A few shapes of matrix are so well-behaved they get their own names. Two will matter most for what's ahead.

A diagonal matrix has non-zero entries only on the main diagonal: \begin{bmatrix} a & 0 \\ 0 & d \end{bmatrix}. It does the simplest possible thing to a vector — scales the first component by a and the second by d, each axis stretched on its own, with no mixing.

A symmetric matrix equals its own transpose, A = A^{\mathsf{T}} — it's a mirror image across the diagonal, so a_{ij} = a_{ji}. For example \begin{bmatrix} 3 & 2 \\ 2 & 5 \end{bmatrix}.

A diagonal matrix stretches the axes

Watch a diagonal matrix act on the unit square.
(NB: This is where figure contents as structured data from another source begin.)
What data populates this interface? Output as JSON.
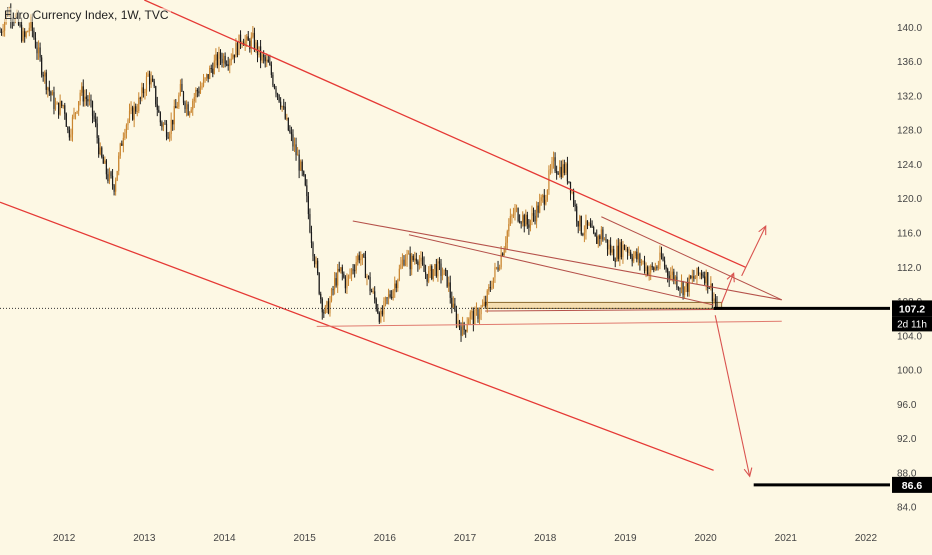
{
  "chart_data": {
    "type": "candlestick",
    "title": "Euro Currency Index, 1W, TVC",
    "x_ticks": [
      "2012",
      "2013",
      "2014",
      "2015",
      "2016",
      "2017",
      "2018",
      "2019",
      "2020",
      "2021",
      "2022"
    ],
    "x_range": [
      2011.2,
      2022.3
    ],
    "y_ticks": [
      "84.0",
      "88.0",
      "92.0",
      "96.0",
      "100.0",
      "104.0",
      "108.0",
      "112.0",
      "116.0",
      "120.0",
      "124.0",
      "128.0",
      "132.0",
      "136.0",
      "140.0"
    ],
    "y_range": [
      82.5,
      143.2
    ],
    "last_price": {
      "label": "107.2",
      "value": 107.2
    },
    "countdown_label": "2d 11h",
    "target_label": {
      "label": "86.6",
      "value": 86.6
    },
    "colors": {
      "background": "#fdf8e4",
      "up_candle": "#c9852f",
      "down_candle": "#1a1a1a",
      "channel": "#e53935",
      "wedge": "#b5514a",
      "arrow": "#d9534f",
      "zone_fill": "#f3d9a8",
      "level": "#000000"
    },
    "price_path": [
      [
        2011.2,
        139.5
      ],
      [
        2011.3,
        142.0
      ],
      [
        2011.4,
        141.0
      ],
      [
        2011.5,
        138.5
      ],
      [
        2011.58,
        140.5
      ],
      [
        2011.7,
        136.0
      ],
      [
        2011.8,
        133.0
      ],
      [
        2011.9,
        130.5
      ],
      [
        2012.0,
        131.0
      ],
      [
        2012.05,
        127.5
      ],
      [
        2012.12,
        129.5
      ],
      [
        2012.2,
        132.5
      ],
      [
        2012.3,
        131.5
      ],
      [
        2012.38,
        129.0
      ],
      [
        2012.45,
        125.0
      ],
      [
        2012.55,
        122.5
      ],
      [
        2012.62,
        121.5
      ],
      [
        2012.68,
        124.5
      ],
      [
        2012.75,
        128.5
      ],
      [
        2012.85,
        130.0
      ],
      [
        2012.95,
        131.5
      ],
      [
        2013.05,
        134.5
      ],
      [
        2013.12,
        132.5
      ],
      [
        2013.2,
        129.0
      ],
      [
        2013.3,
        128.0
      ],
      [
        2013.38,
        130.0
      ],
      [
        2013.45,
        132.5
      ],
      [
        2013.55,
        130.5
      ],
      [
        2013.65,
        132.5
      ],
      [
        2013.75,
        133.5
      ],
      [
        2013.85,
        135.5
      ],
      [
        2013.95,
        136.5
      ],
      [
        2014.05,
        136.5
      ],
      [
        2014.15,
        137.5
      ],
      [
        2014.22,
        139.0
      ],
      [
        2014.28,
        138.0
      ],
      [
        2014.35,
        138.5
      ],
      [
        2014.45,
        136.5
      ],
      [
        2014.55,
        135.5
      ],
      [
        2014.62,
        133.5
      ],
      [
        2014.7,
        131.5
      ],
      [
        2014.78,
        128.5
      ],
      [
        2014.85,
        126.5
      ],
      [
        2014.92,
        124.5
      ],
      [
        2015.0,
        121.5
      ],
      [
        2015.05,
        118.0
      ],
      [
        2015.1,
        114.5
      ],
      [
        2015.15,
        111.5
      ],
      [
        2015.2,
        108.5
      ],
      [
        2015.25,
        106.5
      ],
      [
        2015.32,
        108.0
      ],
      [
        2015.38,
        110.5
      ],
      [
        2015.45,
        111.5
      ],
      [
        2015.52,
        110.0
      ],
      [
        2015.6,
        112.0
      ],
      [
        2015.68,
        113.5
      ],
      [
        2015.75,
        112.0
      ],
      [
        2015.82,
        109.5
      ],
      [
        2015.9,
        107.5
      ],
      [
        2015.95,
        106.0
      ],
      [
        2016.02,
        108.0
      ],
      [
        2016.1,
        109.5
      ],
      [
        2016.18,
        111.5
      ],
      [
        2016.25,
        113.5
      ],
      [
        2016.32,
        112.5
      ],
      [
        2016.4,
        113.5
      ],
      [
        2016.48,
        111.5
      ],
      [
        2016.55,
        111.0
      ],
      [
        2016.62,
        112.0
      ],
      [
        2016.7,
        111.5
      ],
      [
        2016.78,
        110.5
      ],
      [
        2016.85,
        107.0
      ],
      [
        2016.92,
        105.5
      ],
      [
        2016.98,
        104.5
      ],
      [
        2017.05,
        106.5
      ],
      [
        2017.12,
        106.0
      ],
      [
        2017.18,
        107.0
      ],
      [
        2017.25,
        107.5
      ],
      [
        2017.32,
        110.0
      ],
      [
        2017.4,
        112.0
      ],
      [
        2017.48,
        114.5
      ],
      [
        2017.55,
        117.0
      ],
      [
        2017.62,
        118.5
      ],
      [
        2017.7,
        118.0
      ],
      [
        2017.78,
        117.0
      ],
      [
        2017.85,
        118.0
      ],
      [
        2017.92,
        119.0
      ],
      [
        2018.0,
        120.5
      ],
      [
        2018.05,
        122.5
      ],
      [
        2018.1,
        124.0
      ],
      [
        2018.18,
        123.5
      ],
      [
        2018.25,
        123.5
      ],
      [
        2018.32,
        121.5
      ],
      [
        2018.38,
        118.5
      ],
      [
        2018.45,
        116.5
      ],
      [
        2018.55,
        116.5
      ],
      [
        2018.62,
        115.0
      ],
      [
        2018.7,
        116.0
      ],
      [
        2018.78,
        114.5
      ],
      [
        2018.85,
        113.5
      ],
      [
        2018.92,
        114.0
      ],
      [
        2019.0,
        114.5
      ],
      [
        2019.08,
        113.5
      ],
      [
        2019.15,
        113.0
      ],
      [
        2019.22,
        112.5
      ],
      [
        2019.3,
        111.5
      ],
      [
        2019.38,
        112.0
      ],
      [
        2019.45,
        113.0
      ],
      [
        2019.52,
        111.5
      ],
      [
        2019.6,
        111.0
      ],
      [
        2019.68,
        110.0
      ],
      [
        2019.75,
        109.5
      ],
      [
        2019.82,
        110.5
      ],
      [
        2019.9,
        111.0
      ],
      [
        2019.95,
        111.5
      ],
      [
        2020.0,
        111.0
      ],
      [
        2020.05,
        110.0
      ],
      [
        2020.1,
        108.5
      ],
      [
        2020.15,
        107.2
      ]
    ],
    "drawings": {
      "channel_upper": [
        [
          2013.0,
          143.2
        ],
        [
          2020.5,
          112.0
        ]
      ],
      "channel_lower": [
        [
          2011.2,
          119.6
        ],
        [
          2020.1,
          88.3
        ]
      ],
      "wedge_upper": [
        [
          2015.6,
          117.4
        ],
        [
          2020.95,
          108.2
        ]
      ],
      "wedge_lower": [
        [
          2015.15,
          105.1
        ],
        [
          2020.95,
          105.7
        ]
      ],
      "wedge_top_line": [
        [
          2016.3,
          115.8
        ],
        [
          2020.1,
          107.6
        ]
      ],
      "wedge_late_upper": [
        [
          2018.7,
          117.9
        ],
        [
          2020.95,
          108.2
        ]
      ],
      "zone": [
        [
          2017.25,
          107.9
        ],
        [
          2020.2,
          107.2
        ]
      ],
      "zone_line": [
        [
          2017.25,
          106.9
        ],
        [
          2020.55,
          107.1
        ]
      ],
      "arrow_small_up": [
        [
          2020.2,
          107.8
        ],
        [
          2020.35,
          111.3
        ]
      ],
      "arrow_big_up": [
        [
          2020.45,
          111.0
        ],
        [
          2020.75,
          116.8
        ]
      ],
      "arrow_down": [
        [
          2020.12,
          106.4
        ],
        [
          2020.55,
          87.6
        ]
      ],
      "level_current": [
        [
          2020.1,
          107.2
        ],
        [
          2022.3,
          107.2
        ]
      ],
      "level_target": [
        [
          2020.6,
          86.6
        ],
        [
          2022.3,
          86.6
        ]
      ]
    }
  }
}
Slider a stretches it horizontally, slider d vertically — and the square stays a neat rectangle, because the axes never mix. That clean, independent stretching is exactly why diagonal matrices are the easiest of all to work with.

Why we hunt for these

Diagonal matrices are trivial to compute with — multiplying, powering and inverting all come almost for free. So a recurring dream in linear algebra is to make a matrix look diagonal by choosing the right basis; that's diagonalization. Symmetric matrices are the heroes there: they can always be diagonalized, by a set of perpendicular axes — the fact that makes principal component analysis work.